BIG
DATA

JAVA

Compact Strings in Java 9

Read more about »
  • Java 9 features
  • Read about Hadoop
  • Read about Storm
  • Read about Storm
 

JEP 254: Compact Strings

The main intention of this JEP(JDK Enhancement Proposal) is to adopt a more space-efficient internal representation for strings. Improve the space efficiency of the String class and related classes while maintaining performance in most scenarios and preserving full compatibility for all related Java and native interfaces.


In any of the Java applications, Strings are used extensively. So any optimization on String would affect almost all Java application.

String instances are stored on the heap. Quite a big portion of the heap memory is actually consumed by Strings. Studies say that Strings usually consume as much as 25% of the heap memory. Making String twice as small would mean not only a significant memory consumption reduction, but also a significant reduction of Garbage Collection overhead. It thus makes sense to make the strings shorter or compact.

String in Java is internally represented by two objects. First object is the String object itself. Second one is the char array that handles the data contained by the String. And, every char is made up of 2 bytes because Java internally uses UTF-16. As this is UTF-16, it allows even representation of all the special characters.

The problem is, that the vast majority of the strings in applications can be expressed by just one byte using ISO-8859-1/Latin-1 as they contain no special characters. As a result, if a String contains a word in the English language, the leading 8 bits will all be 0 for every char, as an ASCII character can be represented using a single byte. So, there is a scope to improve the memory consumption and performance.


Java 6 Compressed Strings

The string memory consumption issue is not new. It has been discussed for quite some time already. In fact, in Java 6, a new feature was introduced to address this issue – Compressed Strings.

The idea was, instead of using char[] array for the internal representation an Object could be used. If necessary, two bytes per character would still be used assigning char[] array to that object. If not, one byte per character is sufficient and byte[] array can be used.

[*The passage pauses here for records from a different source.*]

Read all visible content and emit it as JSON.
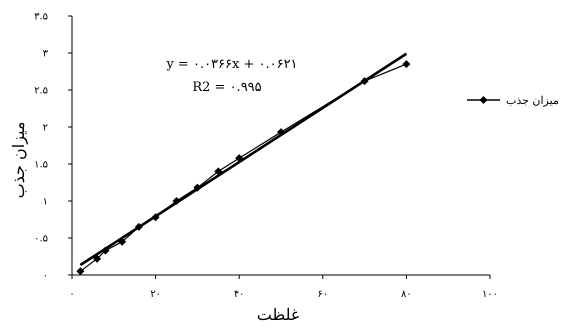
{
  "chart_data": {
    "type": "scatter",
    "xlabel": "غلظت",
    "ylabel": "میزان جذب",
    "xlim": [
      0,
      100
    ],
    "ylim": [
      0,
      3.5
    ],
    "x_ticks": [
      0,
      20,
      40,
      60,
      80,
      100
    ],
    "y_ticks": [
      0,
      0.5,
      1,
      1.5,
      2,
      2.5,
      3,
      3.5
    ],
    "x_tick_labels": [
      "۰",
      "۲۰",
      "۴۰",
      "۶۰",
      "۸۰",
      "۱۰۰"
    ],
    "y_tick_labels": [
      "۰",
      "۰.۵",
      "۱",
      "۱.۵",
      "۲",
      "۲.۵",
      "۳",
      "۳.۵"
    ],
    "series": [
      {
        "name": "میزان جذب",
        "marker": "diamond",
        "color": "#000000",
        "x": [
          2,
          6,
          8,
          12,
          16,
          20,
          25,
          30,
          35,
          40,
          50,
          70,
          80
        ],
        "y": [
          0.05,
          0.22,
          0.33,
          0.45,
          0.65,
          0.78,
          1.0,
          1.18,
          1.4,
          1.58,
          1.93,
          2.62,
          2.85
        ]
      }
    ],
    "trendline": {
      "slope": 0.0366,
      "intercept": 0.0621,
      "equation_text": "y = ۰.۰۳۶۶x + ۰.۰۶۲۱",
      "r2_text": "R2 = ۰.۹۹۵"
    },
    "grid": false,
    "legend_position": "right"
  }
}
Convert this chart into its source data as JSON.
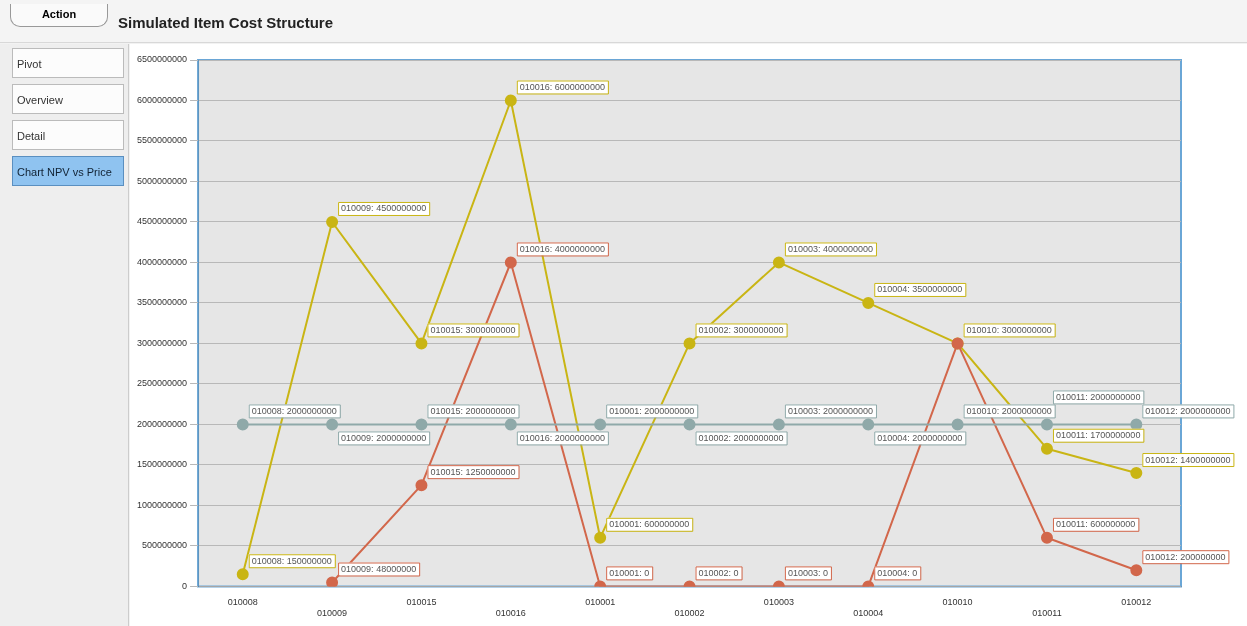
{
  "chart_data": {
    "type": "line",
    "title": "Simulated Item Cost Structure",
    "annotations": [
      "Action",
      "Pivot",
      "Overview",
      "Detail",
      "Chart NPV vs Price"
    ],
    "categories": [
      "010008",
      "010009",
      "010015",
      "010016",
      "010001",
      "010002",
      "010003",
      "010004",
      "010010",
      "010011",
      "010012"
    ],
    "series": [
      {
        "color": "#c9b514",
        "values": [
          150000000,
          4500000000,
          3000000000,
          6000000000,
          600000000,
          3000000000,
          4000000000,
          3500000000,
          3000000000,
          1700000000,
          1400000000
        ],
        "value_labels": [
          "010008: 150000000",
          "010009: 4500000000",
          "010015: 3000000000",
          "010016: 6000000000",
          "010001: 600000000",
          "010002: 3000000000",
          "010003: 4000000000",
          "010004: 3500000000",
          "010010: 3000000000",
          "010011: 1700000000",
          "010012: 1400000000"
        ]
      },
      {
        "color": "#d2674b",
        "values": [
          null,
          48000000,
          1250000000,
          4000000000,
          0,
          0,
          0,
          0,
          3000000000,
          600000000,
          200000000
        ],
        "value_labels": [
          null,
          "010009: 48000000",
          "010015: 1250000000",
          "010016: 4000000000",
          "010001: 0",
          "010002: 0",
          "010003: 0",
          "010004: 0",
          null,
          "010011: 600000000",
          "010012: 200000000"
        ]
      },
      {
        "color": "#8fa9a9",
        "values": [
          2000000000,
          2000000000,
          2000000000,
          2000000000,
          2000000000,
          2000000000,
          2000000000,
          2000000000,
          2000000000,
          2000000000,
          2000000000
        ],
        "value_labels": [
          "010008: 2000000000",
          "010009: 2000000000",
          "010015: 2000000000",
          "010016: 2000000000",
          "010001: 2000000000",
          "010002: 2000000000",
          "010003: 2000000000",
          "010004: 2000000000",
          "010010: 2000000000",
          "010011: 2000000000",
          "010012: 2000000000"
        ]
      }
    ],
    "ylim": [
      0,
      6500000000
    ],
    "yticks": [
      0,
      500000000,
      1000000000,
      1500000000,
      2000000000,
      2500000000,
      3000000000,
      3500000000,
      4000000000,
      4500000000,
      5000000000,
      5500000000,
      6000000000,
      6500000000
    ],
    "grid": "y",
    "legend": false,
    "marker": "circle",
    "line_style": "solid"
  }
}
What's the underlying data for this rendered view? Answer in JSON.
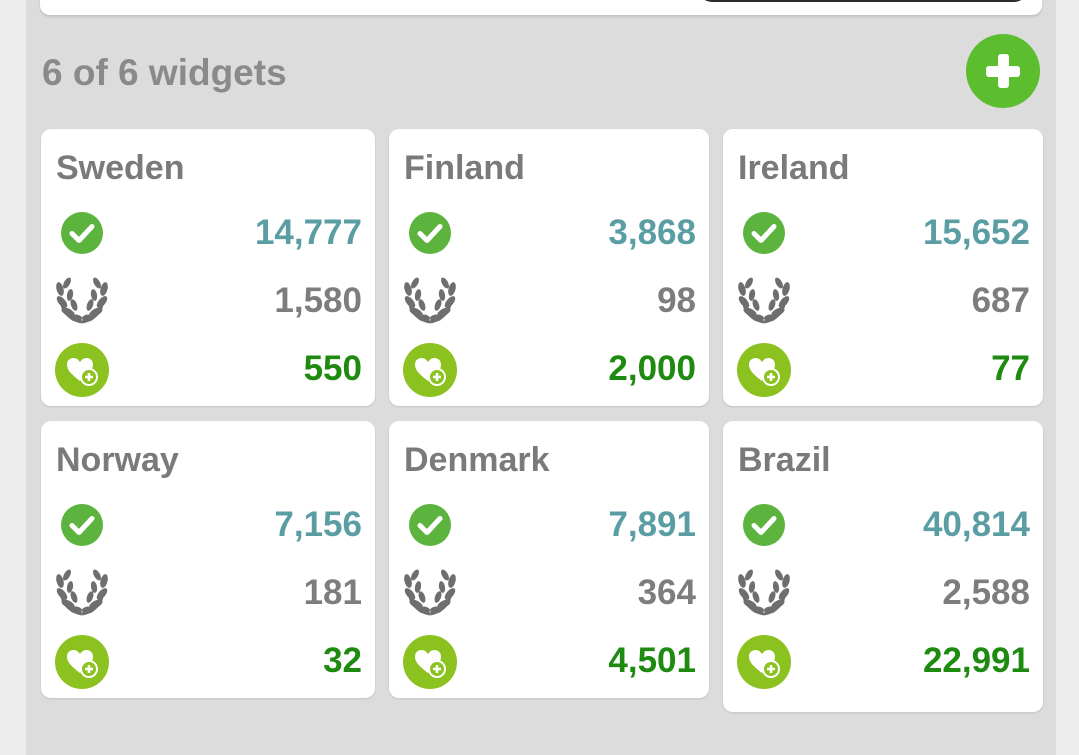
{
  "header": {
    "title": "6 of 6 widgets",
    "add_icon": "plus-icon",
    "accent_color": "#5cbe2f"
  },
  "icons": {
    "completed": "check-circle-icon",
    "awards": "laurel-wreath-icon",
    "donations": "heart-plus-icon"
  },
  "colors": {
    "completed_value": "#5a9ea4",
    "awards_value": "#7d7d7d",
    "donations_value": "#1f8a10"
  },
  "widgets": [
    {
      "name": "Sweden",
      "completed": "14,777",
      "awards": "1,580",
      "donations": "550"
    },
    {
      "name": "Finland",
      "completed": "3,868",
      "awards": "98",
      "donations": "2,000"
    },
    {
      "name": "Ireland",
      "completed": "15,652",
      "awards": "687",
      "donations": "77"
    },
    {
      "name": "Norway",
      "completed": "7,156",
      "awards": "181",
      "donations": "32"
    },
    {
      "name": "Denmark",
      "completed": "7,891",
      "awards": "364",
      "donations": "4,501"
    },
    {
      "name": "Brazil",
      "completed": "40,814",
      "awards": "2,588",
      "donations": "22,991"
    }
  ]
}
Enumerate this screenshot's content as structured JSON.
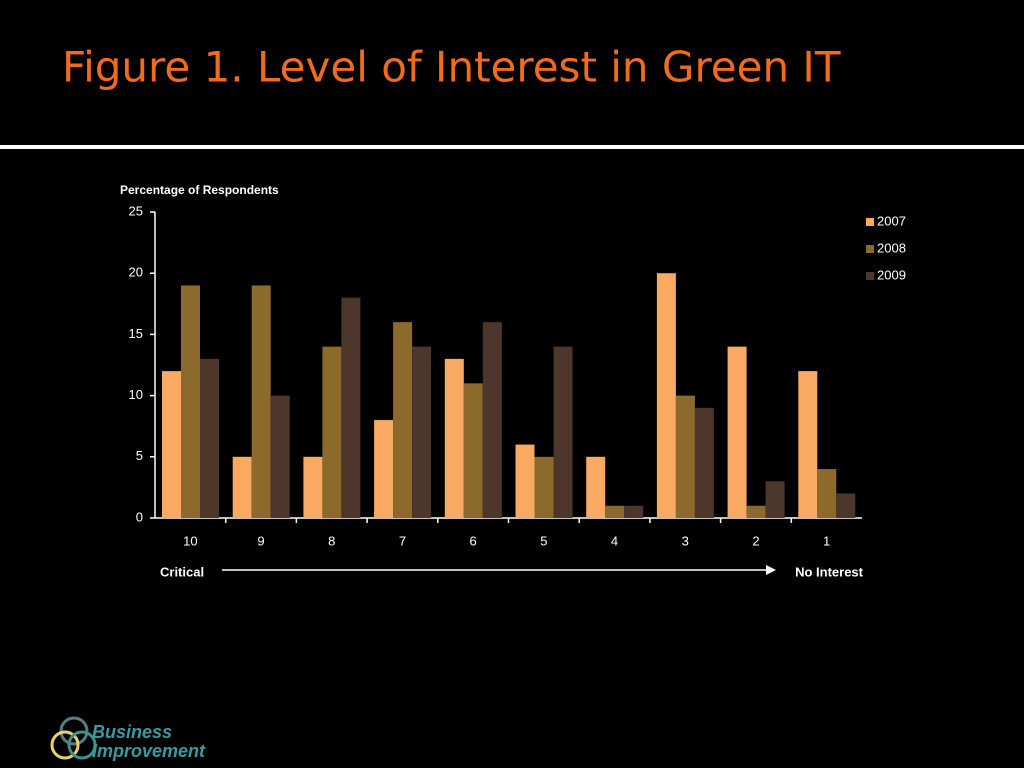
{
  "chart_data": {
    "type": "bar",
    "title": "Figure 1. Level of Interest in Green IT",
    "y_label": "Percentage of Respondents",
    "categories": [
      "10",
      "9",
      "8",
      "7",
      "6",
      "5",
      "4",
      "3",
      "2",
      "1"
    ],
    "series": [
      {
        "name": "2007",
        "color": "#f9a962",
        "values": [
          12,
          5,
          5,
          8,
          13,
          6,
          5,
          20,
          14,
          12
        ]
      },
      {
        "name": "2008",
        "color": "#8c6a2c",
        "values": [
          19,
          19,
          14,
          16,
          11,
          5,
          1,
          10,
          1,
          4
        ]
      },
      {
        "name": "2009",
        "color": "#4d362b",
        "values": [
          13,
          10,
          18,
          14,
          16,
          14,
          1,
          9,
          3,
          2
        ]
      }
    ],
    "ylim": [
      0,
      25
    ],
    "yticks": [
      0,
      5,
      10,
      15,
      20,
      25
    ],
    "legend": "right",
    "annotations": {
      "start": "Critical",
      "end": "No Interest"
    }
  },
  "logo": {
    "line1": "Business",
    "line2": "Improvement"
  }
}
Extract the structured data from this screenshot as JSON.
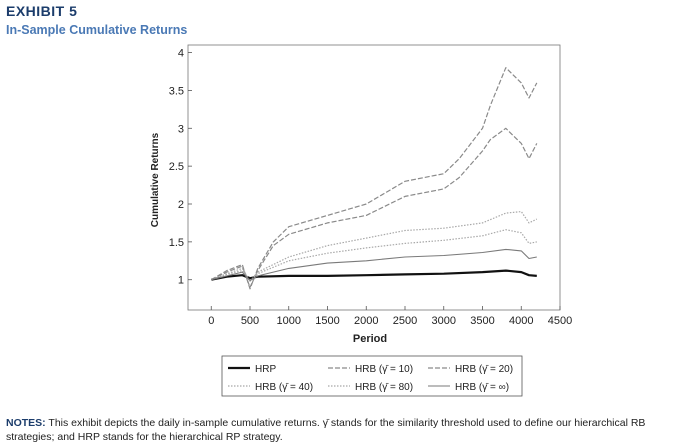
{
  "header": {
    "exhibit": "EXHIBIT 5",
    "title": "In-Sample Cumulative Returns"
  },
  "notes": {
    "label": "NOTES:",
    "text": "This exhibit depicts the daily in-sample cumulative returns. γ̄ stands for the similarity threshold used to define our hierarchical RB strategies; and HRP stands for the hierarchical RP strategy."
  },
  "colors": {
    "exhibit_text": "#1b3c6b",
    "title_text": "#4a79b5",
    "hrp": "#111111",
    "hrb": "#8a8a8a"
  },
  "chart_data": {
    "type": "line",
    "xlabel": "Period",
    "ylabel": "Cumulative Returns",
    "xlim": [
      -300,
      4500
    ],
    "ylim": [
      0.6,
      4.1
    ],
    "xticks": [
      0,
      500,
      1000,
      1500,
      2000,
      2500,
      3000,
      3500,
      4000,
      4500
    ],
    "yticks": [
      1,
      1.5,
      2,
      2.5,
      3,
      3.5,
      4
    ],
    "ytick_labels": [
      "1",
      "1.5",
      "2",
      "2.5",
      "3",
      "3.5",
      "4"
    ],
    "legend_position": "below",
    "series": [
      {
        "name": "HRP",
        "style": "solid-thick",
        "x": [
          0,
          200,
          400,
          500,
          600,
          1000,
          1500,
          2000,
          2500,
          3000,
          3500,
          3800,
          4000,
          4100,
          4200
        ],
        "y": [
          1.0,
          1.04,
          1.06,
          1.02,
          1.04,
          1.05,
          1.05,
          1.06,
          1.07,
          1.08,
          1.1,
          1.12,
          1.1,
          1.06,
          1.05
        ]
      },
      {
        "name": "HRB (γ̄ = 10)",
        "style": "dashed",
        "x": [
          0,
          200,
          400,
          500,
          600,
          800,
          1000,
          1500,
          2000,
          2500,
          3000,
          3200,
          3500,
          3600,
          3800,
          3900,
          4000,
          4100,
          4200
        ],
        "y": [
          1.0,
          1.12,
          1.2,
          0.88,
          1.15,
          1.5,
          1.7,
          1.85,
          2.0,
          2.3,
          2.4,
          2.6,
          3.0,
          3.3,
          3.8,
          3.7,
          3.6,
          3.4,
          3.6
        ]
      },
      {
        "name": "HRB (γ̄ = 20)",
        "style": "dashed",
        "x": [
          0,
          200,
          400,
          500,
          600,
          800,
          1000,
          1500,
          2000,
          2500,
          3000,
          3200,
          3500,
          3600,
          3800,
          3900,
          4000,
          4100,
          4200
        ],
        "y": [
          1.0,
          1.1,
          1.18,
          0.9,
          1.12,
          1.45,
          1.6,
          1.75,
          1.85,
          2.1,
          2.2,
          2.35,
          2.7,
          2.85,
          3.0,
          2.9,
          2.8,
          2.6,
          2.8
        ]
      },
      {
        "name": "HRB (γ̄ = 40)",
        "style": "dotted",
        "x": [
          0,
          200,
          400,
          500,
          600,
          1000,
          1500,
          2000,
          2500,
          3000,
          3500,
          3800,
          4000,
          4100,
          4200
        ],
        "y": [
          1.0,
          1.08,
          1.15,
          0.98,
          1.1,
          1.3,
          1.45,
          1.55,
          1.65,
          1.68,
          1.75,
          1.88,
          1.9,
          1.75,
          1.8
        ]
      },
      {
        "name": "HRB (γ̄ = 80)",
        "style": "dotted",
        "x": [
          0,
          200,
          400,
          500,
          600,
          1000,
          1500,
          2000,
          2500,
          3000,
          3500,
          3800,
          4000,
          4100,
          4200
        ],
        "y": [
          1.0,
          1.07,
          1.12,
          0.98,
          1.08,
          1.25,
          1.35,
          1.42,
          1.48,
          1.52,
          1.58,
          1.66,
          1.62,
          1.48,
          1.5
        ]
      },
      {
        "name": "HRB (γ̄ = ∞)",
        "style": "solid-thin",
        "x": [
          0,
          200,
          400,
          500,
          600,
          1000,
          1500,
          2000,
          2500,
          3000,
          3500,
          3800,
          4000,
          4100,
          4200
        ],
        "y": [
          1.0,
          1.05,
          1.1,
          0.99,
          1.05,
          1.15,
          1.22,
          1.25,
          1.3,
          1.32,
          1.36,
          1.4,
          1.38,
          1.28,
          1.3
        ]
      }
    ]
  }
}
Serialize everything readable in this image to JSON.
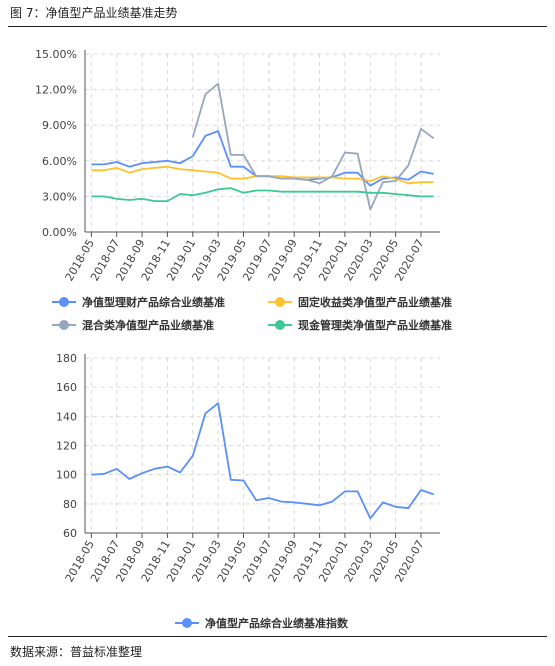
{
  "figure_title": "图 7：净值型产品业绩基准走势",
  "source_note": "数据来源：普益标准整理",
  "chart_data": [
    {
      "type": "line",
      "x": [
        "2018-05",
        "2018-06",
        "2018-07",
        "2018-08",
        "2018-09",
        "2018-10",
        "2018-11",
        "2018-12",
        "2019-01",
        "2019-02",
        "2019-03",
        "2019-04",
        "2019-05",
        "2019-06",
        "2019-07",
        "2019-08",
        "2019-09",
        "2019-10",
        "2019-11",
        "2019-12",
        "2020-01",
        "2020-02",
        "2020-03",
        "2020-04",
        "2020-05",
        "2020-06",
        "2020-07",
        "2020-08"
      ],
      "xticks": [
        "2018-05",
        "2018-07",
        "2018-09",
        "2018-11",
        "2019-01",
        "2019-03",
        "2019-05",
        "2019-07",
        "2019-09",
        "2019-11",
        "2020-01",
        "2020-03",
        "2020-05",
        "2020-07"
      ],
      "yticks": [
        "0.00%",
        "3.00%",
        "6.00%",
        "9.00%",
        "12.00%",
        "15.00%"
      ],
      "ylim": [
        0,
        15
      ],
      "grid": true,
      "legend_position": "bottom",
      "series": [
        {
          "name": "净值型理财产品综合业绩基准",
          "color": "#5B8FF9",
          "values": [
            5.7,
            5.7,
            5.9,
            5.5,
            5.8,
            5.9,
            6.0,
            5.8,
            6.4,
            8.1,
            8.5,
            5.5,
            5.5,
            4.7,
            4.7,
            4.5,
            4.5,
            4.4,
            4.5,
            4.6,
            5.0,
            5.0,
            3.9,
            4.5,
            4.6,
            4.4,
            5.1,
            4.9
          ]
        },
        {
          "name": "固定收益类净值型产品业绩基准",
          "color": "#FFC12E",
          "values": [
            5.2,
            5.2,
            5.4,
            5.0,
            5.3,
            5.4,
            5.5,
            5.3,
            5.2,
            5.1,
            5.0,
            4.5,
            4.5,
            4.7,
            4.7,
            4.7,
            4.6,
            4.6,
            4.6,
            4.6,
            4.5,
            4.5,
            4.3,
            4.7,
            4.5,
            4.1,
            4.2,
            4.2
          ]
        },
        {
          "name": "混合类净值型产品业绩基准",
          "color": "#97A6BF",
          "values": [
            null,
            null,
            null,
            null,
            null,
            null,
            null,
            null,
            8.0,
            11.6,
            12.5,
            6.5,
            6.5,
            4.7,
            4.7,
            4.5,
            4.5,
            4.4,
            4.1,
            4.7,
            6.7,
            6.6,
            1.9,
            4.2,
            4.3,
            5.6,
            8.7,
            7.9
          ]
        },
        {
          "name": "现金管理类净值型产品业绩基准",
          "color": "#3CC996",
          "values": [
            3.0,
            3.0,
            2.8,
            2.7,
            2.8,
            2.6,
            2.6,
            3.2,
            3.1,
            3.3,
            3.6,
            3.7,
            3.3,
            3.5,
            3.5,
            3.4,
            3.4,
            3.4,
            3.4,
            3.4,
            3.4,
            3.4,
            3.3,
            3.3,
            3.2,
            3.1,
            3.0,
            3.0
          ]
        }
      ]
    },
    {
      "type": "line",
      "x": [
        "2018-05",
        "2018-06",
        "2018-07",
        "2018-08",
        "2018-09",
        "2018-10",
        "2018-11",
        "2018-12",
        "2019-01",
        "2019-02",
        "2019-03",
        "2019-04",
        "2019-05",
        "2019-06",
        "2019-07",
        "2019-08",
        "2019-09",
        "2019-10",
        "2019-11",
        "2019-12",
        "2020-01",
        "2020-02",
        "2020-03",
        "2020-04",
        "2020-05",
        "2020-06",
        "2020-07",
        "2020-08"
      ],
      "xticks": [
        "2018-05",
        "2018-07",
        "2018-09",
        "2018-11",
        "2019-01",
        "2019-03",
        "2019-05",
        "2019-07",
        "2019-09",
        "2019-11",
        "2020-01",
        "2020-03",
        "2020-05",
        "2020-07"
      ],
      "yticks": [
        "60",
        "80",
        "100",
        "120",
        "140",
        "160",
        "180"
      ],
      "ylim": [
        60,
        180
      ],
      "grid": true,
      "legend_position": "bottom",
      "series": [
        {
          "name": "净值型产品综合业绩基准指数",
          "color": "#5B8FF9",
          "values": [
            100,
            100.5,
            104,
            97,
            101,
            104,
            105.5,
            101.5,
            113,
            142,
            149,
            96.5,
            96,
            82.5,
            84,
            81.5,
            81,
            80,
            79,
            81.5,
            88.5,
            88.5,
            70,
            81,
            78,
            77,
            89.5,
            86.5
          ]
        }
      ]
    }
  ]
}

This was an optional, experimental feature, which could be enabled on demand using a -XX flag. However, this option was eventually removed in JDK 7, mainly because it had some unintended performance consequences.


Java 9 Compact Strings

Java 9 has brought the concept of compact Strings back. While the implementation of Compressed Strings was flawed in many ways, the main idea was still valid. In Java 9, a new feature was introduced as a replacement of Compressed Strings – Compact Strings.

Instead of having char[] array, String is now represented as byte[] array. Depending on which characters it contains, it will either use UTF-16 or Latin-1, that is – either one or two bytes per character. This means that whenever we create a String if all the characters of the String can be represented using a byte — LATIN-1 representation, a byte array will be used internally, such that one byte is given for one character.

In other cases, if any character requires more than 8-bits to represent it, all the characters are stored using two bytes for each — UTF-16 representation. So basically, whenever possible, it’ll just use a single byte for each character.

Now, the question is – how will all the String operations work? How will it distinguish between the LATIN-1 and UTF-16 representations? Well, to tackle this issue, another change is made to the internal implementation of the String. We have a final field coder, that preserves this information.

In Java 9 String class implementation, the length is calculated as:

public int length() {
    return value.length >> coder;
}
  • If the String contains only LATIN-1, the value of the coder will be 0 so the length of the Stringwill be the same as the length of the byte array.
  • In other cases, if the String is in UTF-16 representation, the value of coder will be 1, and hence the length will be half the size of the actual byte array.

Note: All the changes made for Compact String, are in the internal implementation of the String class and are fully transparent for developers using String users. String-related classes such as AbstractStringBuilder, StringBuilder, and StringBuffer will be updated to use the same representation, as will the HotSpot VM's intrinsic string operations.

Kill-Switch For Compact String Feature

Compact String feature is enabled by default in Java 9. If we are sure that at runtime, your application will generate Strings that are mostly representable only using UTF-16, we may want to disable this compact string feature so that the overlay incurred during optimistic conversion to 1 byte (LATIN-1) representation and failure to do so can be avoided during String construction. To disable the feature, we can use the following switch:

+XX:-CompactStrings 


Conclusion

As no public interfaces were changed for compact strings feature, it is backward compatible. Compact Strings does reduce the memory footprint of String to half in most of the cases and if required, it can be disabled by an -XX flag.